You think the battle over the death penalty ended decades ago? Think again.
On June 30, 2026, French President Emmanuel Macron stood before hundreds of activists, magistrates, and diplomats at the 9th World Congress Against the Death Penalty in Paris. His message wasn't just a celebratory lap for historical progress. It was an explicit, urgent warning: "Rien n'est acquis"โnothing is guaranteed.
The hard truth is that the global push to end state-sanctioned execution is stalling. Worse, it's reversing in places where we least expect it. While Western nations often treat abolition like a permanent moral achievement, a growing wave of populist politics and shifting security policies are putting capital punishment right back on the table.
The Illusion of Permanent Progress
For years, human rights advocates pointed to a steady march forward. The United Nations actively pushes for a global moratorium, and over 130 countries have signed on. In France, Robert Badinter famously led the charge to abolish the guillotine back in 1981, a milestone locked down by a constitutional ban in 2007.
But laws are only as strong as the political will behind them.
Macron's speech directly targeted new legislative pushes that seek to expand or restore execution.

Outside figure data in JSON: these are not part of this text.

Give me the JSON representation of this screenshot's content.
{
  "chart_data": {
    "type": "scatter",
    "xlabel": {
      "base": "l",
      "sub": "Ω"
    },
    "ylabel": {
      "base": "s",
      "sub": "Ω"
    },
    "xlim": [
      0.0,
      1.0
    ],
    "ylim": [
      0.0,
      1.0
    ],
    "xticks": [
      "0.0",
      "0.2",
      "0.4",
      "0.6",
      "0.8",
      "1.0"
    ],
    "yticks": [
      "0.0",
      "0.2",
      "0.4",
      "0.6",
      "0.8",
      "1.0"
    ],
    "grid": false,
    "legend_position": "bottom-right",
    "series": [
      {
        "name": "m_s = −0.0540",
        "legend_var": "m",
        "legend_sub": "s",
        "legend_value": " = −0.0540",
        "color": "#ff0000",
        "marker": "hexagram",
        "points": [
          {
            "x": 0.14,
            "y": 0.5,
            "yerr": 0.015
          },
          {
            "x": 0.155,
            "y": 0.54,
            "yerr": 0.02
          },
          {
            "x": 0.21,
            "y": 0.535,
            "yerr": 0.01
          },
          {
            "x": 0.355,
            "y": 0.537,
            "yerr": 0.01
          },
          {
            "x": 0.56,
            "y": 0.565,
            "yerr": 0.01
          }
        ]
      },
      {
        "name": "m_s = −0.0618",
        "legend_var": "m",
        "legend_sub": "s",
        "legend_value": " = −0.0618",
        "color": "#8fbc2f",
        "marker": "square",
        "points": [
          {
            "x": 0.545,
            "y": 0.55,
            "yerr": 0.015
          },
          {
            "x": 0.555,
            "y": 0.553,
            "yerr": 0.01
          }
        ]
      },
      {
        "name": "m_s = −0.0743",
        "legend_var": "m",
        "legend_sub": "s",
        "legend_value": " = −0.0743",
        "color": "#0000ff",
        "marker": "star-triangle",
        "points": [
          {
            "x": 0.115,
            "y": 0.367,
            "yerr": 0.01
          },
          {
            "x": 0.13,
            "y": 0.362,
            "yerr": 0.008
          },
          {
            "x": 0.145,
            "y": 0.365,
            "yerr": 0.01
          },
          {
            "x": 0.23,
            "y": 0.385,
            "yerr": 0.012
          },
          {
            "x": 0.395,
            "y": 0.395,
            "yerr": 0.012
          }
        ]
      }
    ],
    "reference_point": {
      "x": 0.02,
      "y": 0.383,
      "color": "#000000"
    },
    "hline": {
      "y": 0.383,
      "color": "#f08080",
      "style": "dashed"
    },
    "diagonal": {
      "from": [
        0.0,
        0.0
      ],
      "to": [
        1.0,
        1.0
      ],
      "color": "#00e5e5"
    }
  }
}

He pointed specifically to deeply concerning legal shifts in the Sahel region of Africa and recent parliamentary moves in Israel. In May, Israel's Knesset advanced a bill allowing special military courts to hand down death sentences for those involved in terror attacks, sparking fierce domestic and international backlash.
When global tensions spike, the first thing governments do is reach for the ultimate display of authority.
Why Deterrence is a Failed Argument
Proponents of state execution almost always rely on the same argument: it deters the most horrific crimes. It sounds logical in theory. If the penalty is death, a criminal will think twice.
Except the data doesn't back it up.
Dozens of criminological studies over the last thirty years show no measurable link between capital punishment and lower homicide rates. Criminals committing heinous acts rarely pause to calculate the long-term legal outcomes. What actually deters crime is the certainty of being caught, not the severity of the ultimate punishment.
When a state brings back the death penalty, it's not executing a calculated strategy to lower crime rates. It's executing a performance. It's an easy, symbolic way for political leaders to look tough on security when they don't have real solutions for complex systemic problems.
The Battle Lines are Moving
The real fight isn't just happening in courtrooms or diplomatic summits. It's playing out in public opinion.
Even in deeply abolitionist European countries, public sentiment shifts fast after high-profile tragedies or periods of intense civil unrest. It's easy to support abstract human rights when things are calm. It's much harder when fear takes over.
That's why this isn't a historical debate. The 9th World Congress, organized by Ensemble contre la peine de mort (Together Against the Death Penalty), runs through July 2, 2026, in Paris. It highlights a brutal reality: the global abolitionist movement is on the defensive. Activists are no longer just trying to convince the last remaining countries to drop the practice; they are actively working to stop democratic nations from backsliding.
What Needs to Happen Next
If you want to track where this global debate is heading, pay attention to these three shifting dynamics over the coming months:
- Watch the Supreme Courts: Keep a close eye on the judicial independence of nations proposing new capital punishment laws. As Macron noted, the final line of defense usually rests on whether high courts can resist political pressure from populist leaders.
- Follow the Money and Treaties: True leverage doesn't come from moral scolding. It comes from international trade agreements and diplomatic ties that make state executions economically and politically costly for developing regimes.
- Support Grassroots Legal Defense: The most immediate way innocent lives are saved is through funding international legal defense funds that provide competent representation to individuals facing capital trials in high-risk zones.
The belief that human rights only move in one direction is a dangerous myth. If the events of 2026 prove anything, it's that every single right on the books has to be defended constantly, or it disappears.